Dimanche 1er septembre, 19h, 45 rue de Lancry, Paris 10e. Ce qui attire d’abord l’attention, ce sont les grandes plantes sèches dressées sur la terrasse, qui lancent le regard vers le haut. L’immeuble moderne qui est derrière est beau par la régularité de sa façade dont les fenêtres hautes et étroites sont toutes des portes-fenêtres avec garde-corps métalliques. La réglementation sous Pompidou a interrompu la règle hausmannienne : les immeubles pouvaient être plus hauts, à condition qu’ils soient en retrait, de façon à ce que, de la rue, ils semblent alignés avec les plus anciens. Un effet littéralement collatéral est la présence d’une terrasse et de ces grands murs nus qui n’ont pas pu être mitoyens. Puis est venu le temps, qui dure depuis trente ans, des tags et des graffs, qui donnent lieu à des compétitions et à des exploits, souvent dangereux. L’écran publicitaire qui défile et qui affiche un iPad ouvrant lui-même sur l’image d’un clavier virtuel en semble l’antidote. Mais il n’est au fond que la version industrielle, clean et démultipliée à l’échelle de ses dizaines de millions d’exemplaires, du même désir. On le voit, la lisibilité n’est pas réservée aux mots, ni même aux signes. Auteur de La Lisibilité du monde, le philosophe Hans Blumenberg est évoqué par Georges Didi-Huberman dans Atlas ou le gai savoir inquiet (Minuit, 2011), page 15, pour dire : « Lire le monde est une chose bien trop fondamentale pour se trouver confiée aux seuls livres ou confinée en eux : car lire le monde, c’est aussi relier les choses du monde selon leurs ‘rapports intimes et secrets’, leurs ‘correspondances’ et leurs ‘analogies’. » (Cité par L. dans son blog Übersicht.)

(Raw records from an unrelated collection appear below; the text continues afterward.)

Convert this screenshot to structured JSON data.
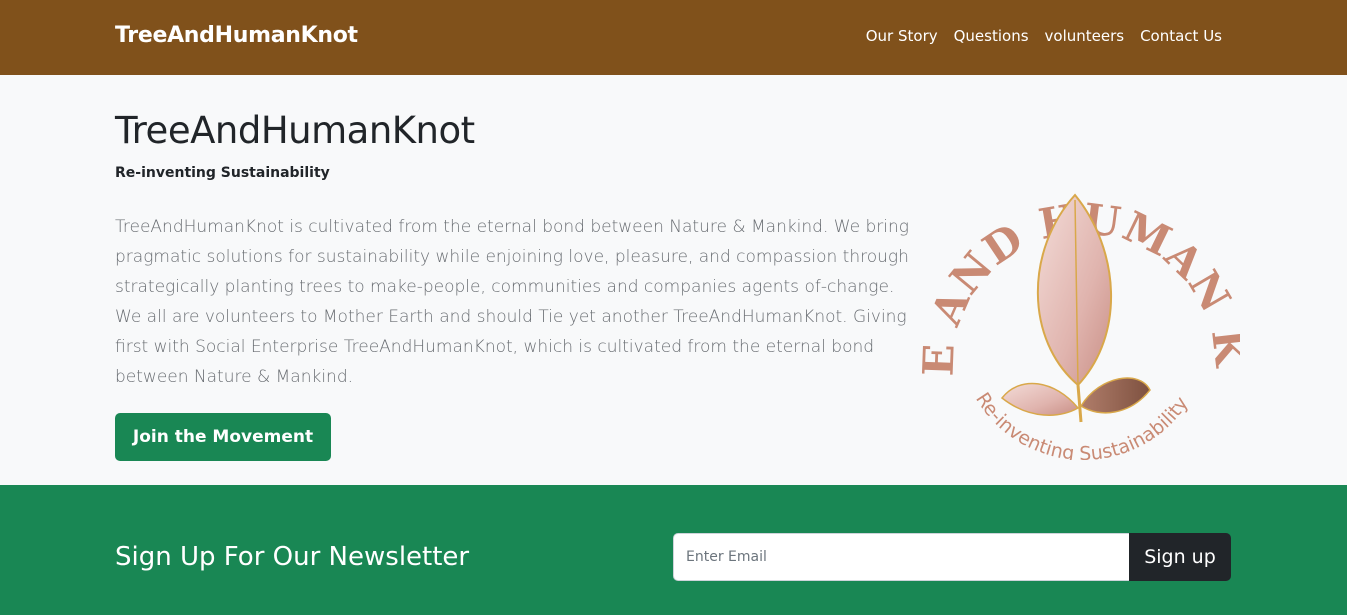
{
  "navbar": {
    "brand": "TreeAndHumanKnot",
    "links": [
      "Our Story",
      "Questions",
      "volunteers",
      "Contact Us"
    ]
  },
  "hero": {
    "title": "TreeAndHumanKnot",
    "subtitle": "Re-inventing Sustainability",
    "description": "TreeAndHumanKnot is cultivated from the eternal bond between Nature & Mankind. We bring pragmatic solutions for sustainability while enjoining love, pleasure, and compassion through strategically planting trees to make-people, communities and companies agents of-change. We all are volunteers to Mother Earth and should Tie yet another TreeAndHumanKnot. Giving first with Social Enterprise TreeAndHumanKnot, which is cultivated from the eternal bond between Nature & Mankind.",
    "button_label": "Join the Movement"
  },
  "logo": {
    "arc_text": "TREE AND HUMAN KNOT",
    "tagline": "Re-inventing Sustainability",
    "colors": {
      "arc": "#c98a74",
      "leaf": "#e8c3c0",
      "leaf_dark": "#a86f5c",
      "outline": "#d9a84a"
    }
  },
  "newsletter": {
    "title": "Sign Up For Our Newsletter",
    "email_placeholder": "Enter Email",
    "button_label": "Sign up"
  },
  "colors": {
    "navbar_bg": "#80511b",
    "hero_bg": "#f8f9fa",
    "primary_green": "#198754",
    "dark_button": "#212529"
  }
}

Décors parisiens avec de vrais morceaux de ciel




Lundi 27 août 2012, 19h-20h30, Paris 11e. Dans un quartier traversé à l’excès depuis 40 ans, des vues qui s’imposent dans une lumière spéciale de fin du jour. Lieux : angle de la rue Saint-Bernard et de la rue de Charonne, angle du passage Josset et du passage de la Bonne Graine, angle de l’avenue Ledru-Rollin et de la rue de Charonne. À Paris, dans ce Paris déjà de l’Est où les époques coexistent malgré tout, on ne parlera pas de skyline, mais, de nouveau, de contre-forme, de découpages de ciel.

À Cabourg




Mardi 31 juillet 2012, vers 14h, 16h et 18h, Cabourg. Marche sur la plage vers l’est : quelques personnes suivent la mer qui se retire pour aller pêcher. L’extrémité de la dune. Dans l’après-midi, le soleil s’est installé et il y a progressivement beaucoup de monde sur la digue et sur la plage. Dans la ville ancienne au plan rayonnant autour du Casino et du Grand Hôtel, toute une collection de villas construites à la fin du XIXe et au début de XXe siècle, et presque que ça. Sur la place, un bel exemple du style néo-normand, dont l’architecte pourrait être Émile Mauclerc, vers 1910. Je suis venu pour la première fois à Cabourg en 1970, invité par un ami dont la famille possédait une maison ici sur la digue, et aussi une autre grande maison avec un parc à Trouville. Ce fut l’un de mes contacts avec la grande bourgeoisie parisienne.

Aubervilliers, où es-tu ?


Mercredi 25 juillet 2012, 16h. En revenant de Saint-Denis en voiture, une visite de curiosité à ce centre commercial, récemment ouvert Porte d’Aubervilliers « au bord de l’eau » (une branche du canal de Saint-Denis), dans la nouvelle zone d’activité du Millénaire (« 300 entreprises et 12 000 salariés en moins de 10 ans »). Architecture de hangars, rien de nouveau, sauf peut-être dans le parking : une voix de synthèse (Alphaville) prononce automatiquement trois fois le numéro de votre emplacement.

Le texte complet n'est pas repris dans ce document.